Alopecia Areata

Alopecia

Alopecia Areata:

  • AA is a common ,usually patchy, non-scarring hair loss condition affecting any hair bearing area.
  • It can affect 1.7% of the  population,

    with an equal distribution between males and females.

  • It is more common in children, with about 20% patients being children and reporting their first patch before age of 20.

Cause:

The exact cause of AA unknown and may be due to interaction of genetic and environmental factors

Possible causes may include:

  • Stress.
  • Infectious agents (such as Cytomegalovirus)
  • Vaccinations.
  • Hormonal factors.
  • Genetics: There is positive family history (gene CTLA4, ULBP3/6, IL2/21 & IL2RA).

Autoimmunity is major pathogenetic process in AA and can been seen as an organ specific autoimmune condition characterized by T cell-mediated attacks on the hair follicle

Differential Daignosis:

  • Andogenic alopecia.
  • Telogen effluvium
  • Tricotillomania.
  • Syphilitic alopecia.

Clinical Features:

  • Abrupt loss of hairs and marked hair shedding.
  • The characteristic lesions of AA are oval or round, totally bald, and smooth patches involving the scalp and any hair-bearing area on the body.
  • The scalp and beard are the most affected areas.
  • The patch may be mild peachy or pinkish-red  color.
  • Nail dystrophy may be associated with AA.

Laboratory Test:

  • Thyroid function test.
  • Tests for ferritin, Vitamin-D, B12, Selenium, Zinc, and Copper may be useful.

Corticosteroids:

Mechanism of action: Immunosuppression is main mechanism of action.
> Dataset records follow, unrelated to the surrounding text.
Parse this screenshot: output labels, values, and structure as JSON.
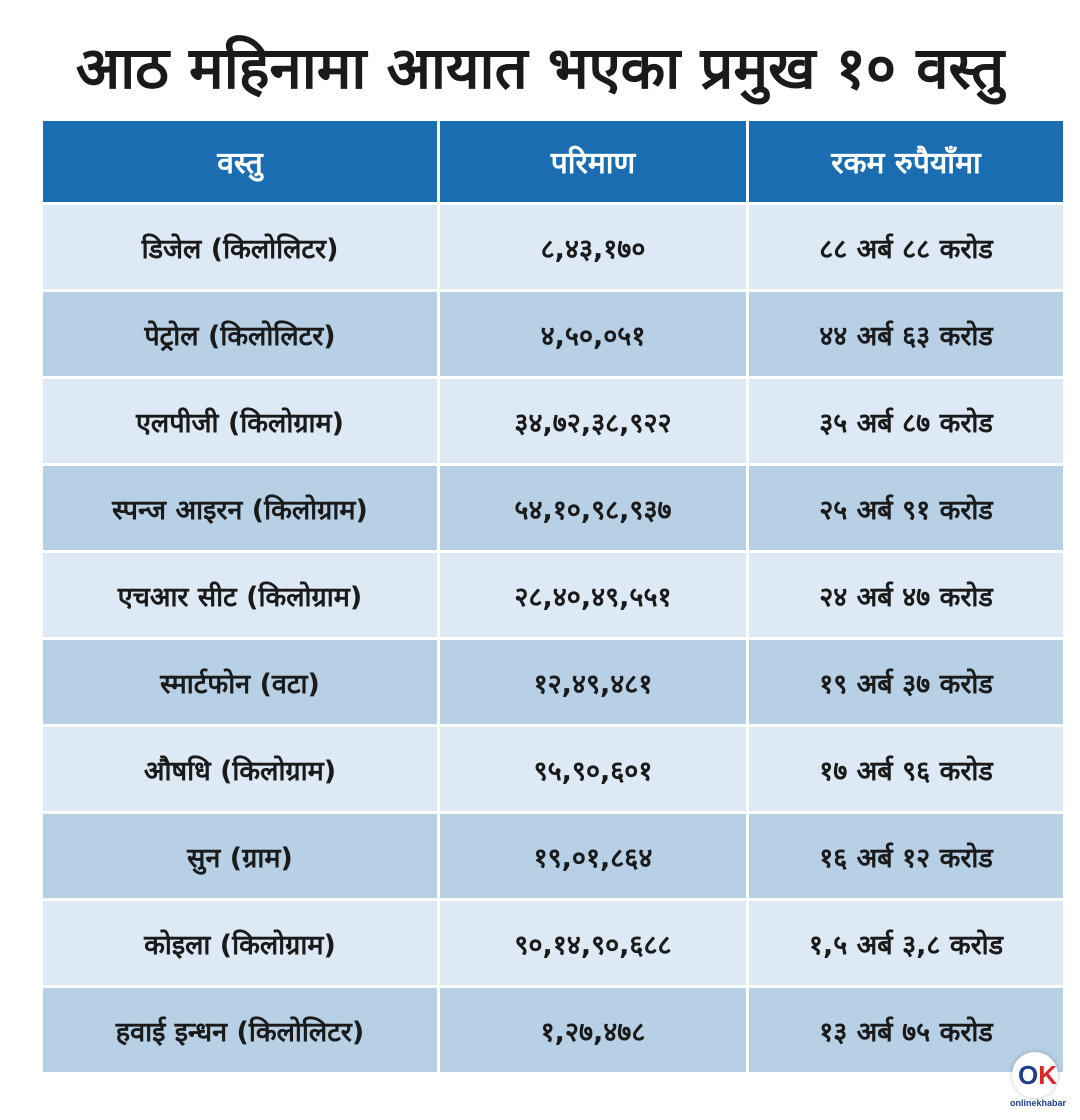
{
  "title": "आठ महिनामा आयात भएका प्रमुख १० वस्तु",
  "table": {
    "headers": [
      "वस्तु",
      "परिमाण",
      "रकम रुपैयाँमा"
    ],
    "rows": [
      [
        "डिजेल (किलोलिटर)",
        "८,४३,१७०",
        "८८ अर्ब ८८ करोड"
      ],
      [
        "पेट्रोल (किलोलिटर)",
        "४,५०,०५१",
        "४४ अर्ब ६३ करोड"
      ],
      [
        "एलपीजी (किलोग्राम)",
        "३४,७२,३८,९२२",
        "३५ अर्ब ८७ करोड"
      ],
      [
        "स्पन्ज आइरन (किलोग्राम)",
        "५४,१०,९८,९३७",
        "२५ अर्ब ९१ करोड"
      ],
      [
        "एचआर सीट (किलोग्राम)",
        "२८,४०,४९,५५१",
        "२४ अर्ब ४७ करोड"
      ],
      [
        "स्मार्टफोन (वटा)",
        "१२,४९,४८१",
        "१९ अर्ब ३७ करोड"
      ],
      [
        "औषधि (किलोग्राम)",
        "९५,९०,६०१",
        "१७ अर्ब ९६ करोड"
      ],
      [
        "सुन (ग्राम)",
        "१९,०१,८६४",
        "१६ अर्ब १२ करोड"
      ],
      [
        "कोइला (किलोग्राम)",
        "९०,१४,९०,६८८",
        "१,५ अर्ब ३,८ करोड"
      ],
      [
        "हवाई इन्धन (किलोलिटर)",
        "१,२७,४७८",
        "१३ अर्ब ७५ करोड"
      ]
    ]
  },
  "logo": {
    "mark_o": "O",
    "mark_k": "K",
    "text": "onlinekhabar",
    "accent": "#e0242b",
    "brand": "#1f3f8a"
  },
  "colors": {
    "header": "#1a6db0",
    "row_light": "#dde9f5",
    "row_dark": "#b7d0e5"
  }
}
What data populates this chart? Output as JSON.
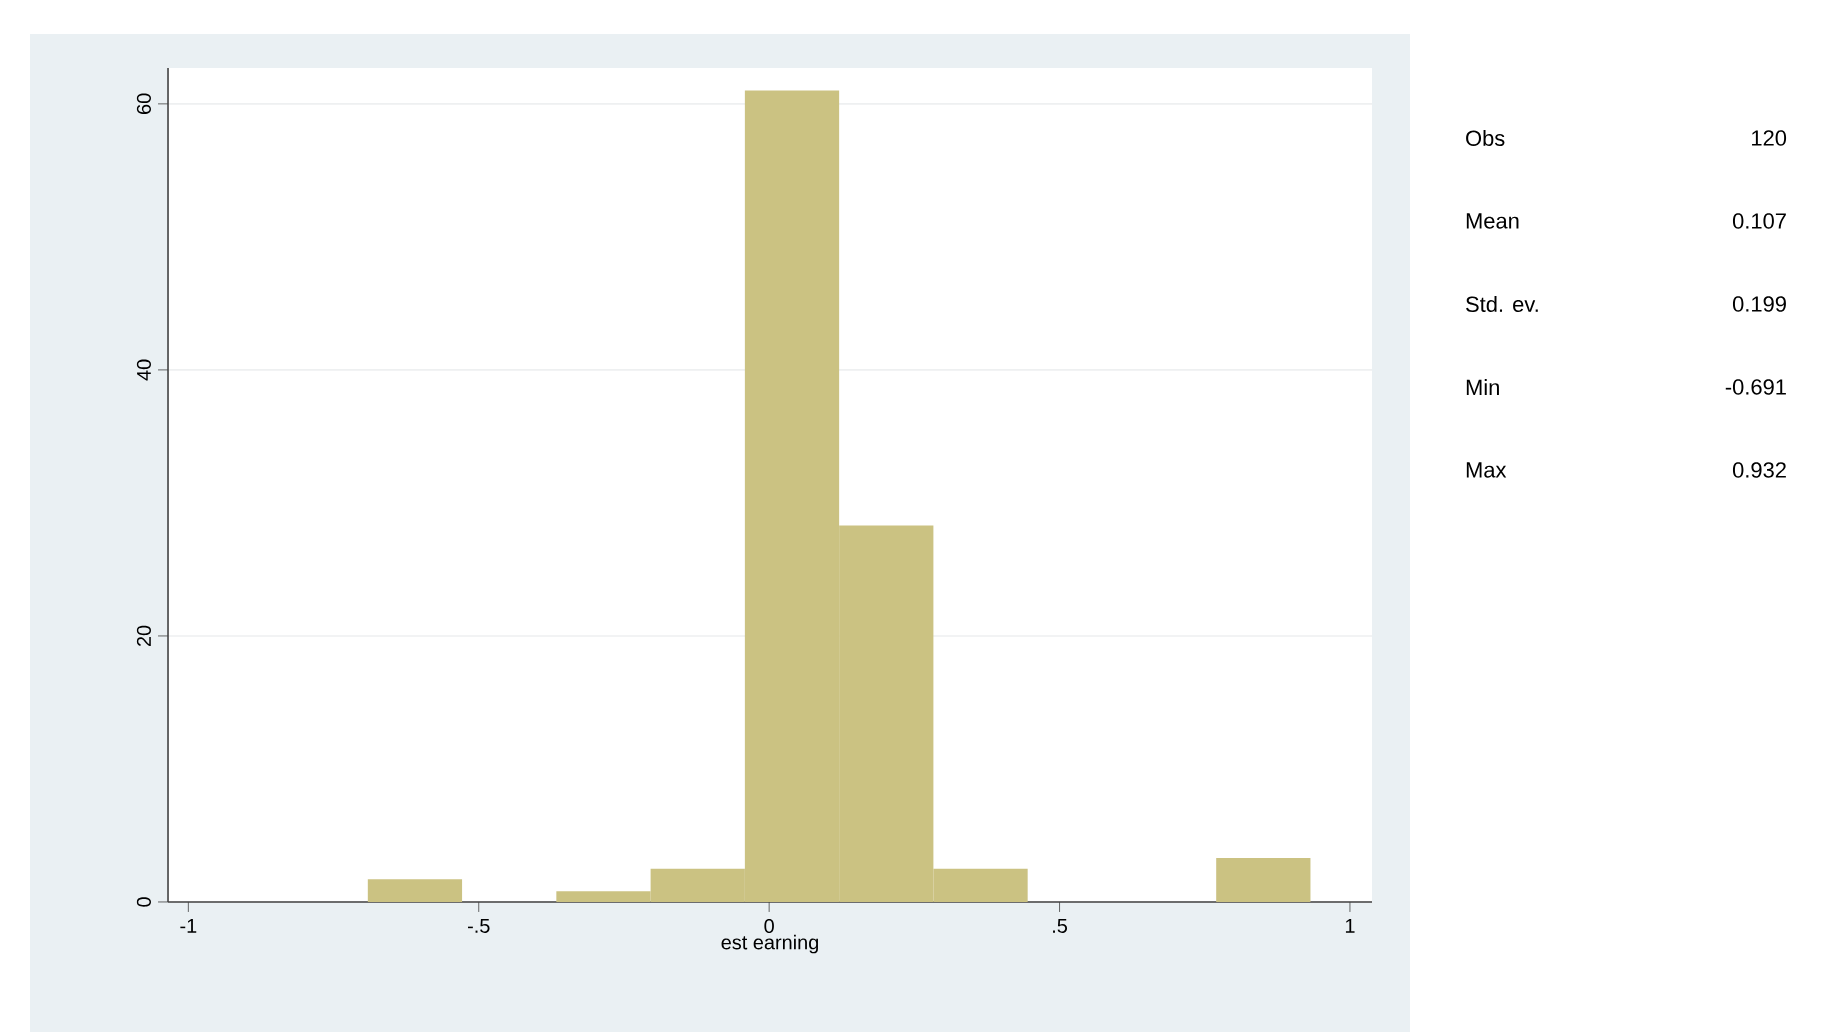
{
  "chart_data": {
    "type": "histogram",
    "xlabel": "est  earning",
    "bins": [
      -0.691,
      -0.5287,
      -0.3664,
      -0.2041,
      -0.0418,
      0.1205,
      0.2828,
      0.4451,
      0.6074,
      0.7697,
      0.932
    ],
    "values": [
      1.7,
      0,
      0.8,
      2.5,
      61,
      28.3,
      2.5,
      0,
      0,
      3.3
    ],
    "color": "#cbc282",
    "xlim": [
      -1.035,
      1.038
    ],
    "ylim": [
      0,
      62.7
    ],
    "xticks": [
      {
        "value": -1,
        "label": "-1"
      },
      {
        "value": -0.5,
        "label": "-.5"
      },
      0,
      {
        "value": 0.5,
        "label": ".5"
      },
      1
    ],
    "yticks": [
      0,
      20,
      40,
      60
    ],
    "grid": "y",
    "annotations": [
      "Obs",
      "120",
      "Mean",
      "0.107",
      "Std. ev.",
      "0.199",
      "Min",
      "-0.691",
      "Max",
      "0.932"
    ]
  }
}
Intralesional Corticosteriods: Intralesional corticosteriods injection is first-line therapy for adult patients with less than 50 % scalp involvement. For circumscribed lesions, intralesional corticosteroids are the first-line treatment.
Triamcinolone acetonide is the drug of choice. A 5mg/mL solution with a maximum of 3ml of  triamcinolone acetonide is injected intralesionally with a 30-gauge needle.
Initial growth is often seen in 4 to 8 weeks, and treatment is repeated every 4 to 6 weeks.
The main side effect is atrophy of the scalp.
Children below 10 years are usually are not treated with intralesional corticosteroids.
If there is no response after 6 months, discontinue the treatment.
The use of 0.05% Betamethasone dipropionate cream, 0.05% clobetasol propionate, and 0.2% fluocinolone acetonide cream has been advised for hair growth.
Primary complications from the use of steroids are skin atrophy, telangiectasia and folliculitis, which are reversible on cessation of treatment. Little is known about adrenal suppression with the use of topical steroids.
Oral steroids may be useful in active disease. Oral prednisone is most commonly used drug. The dose is usually 0.8 mg/kg with a tapering dose regime over period of 6 weeks.
Methylprednisolone injection may used for extensive and recent disease

Side effects of steroids include :

  • Weight gain.
  • Osteoporosis.
  • Hypertension.
  • Psychological changes.
  • Suppression of the adrenal cortical axis.
  • Striae.
  • Acne hypertricosis.
  • Purpura.

Topical Sensitizers:

Diphencyprone is the most commonly used topical sensitizer. Sensitization is started with a 2% solution over a 2-week period. It may take 2 years to show results.

Side effects are vesicular or bullous reactions, dissemination of allergic dermatitis, urticarial, enlargement of retroauricular lymph nodes, and altered skin pigmentation.

Minoxidil : Topical and Oral:

Patients with patchy alopecia areata have been reported acceptable regrowth of hairs with 2% application of minoxidil.

Light Therapy:

Psoralene –Ultraviolet A (PUVA) can be used for patchy alopecia areata.

Anthralin:

It can have used for treatment of AA

Biologics:

Not recommended for AA
Combination Therapy
Most commonly Topical steroid and Minoxidil is used in treatment of AA. With promising results.

Combination Therapy:

The most commonly used combination therapy in the treatment of AA is topical steroid and minoxidil, which has shown promising results.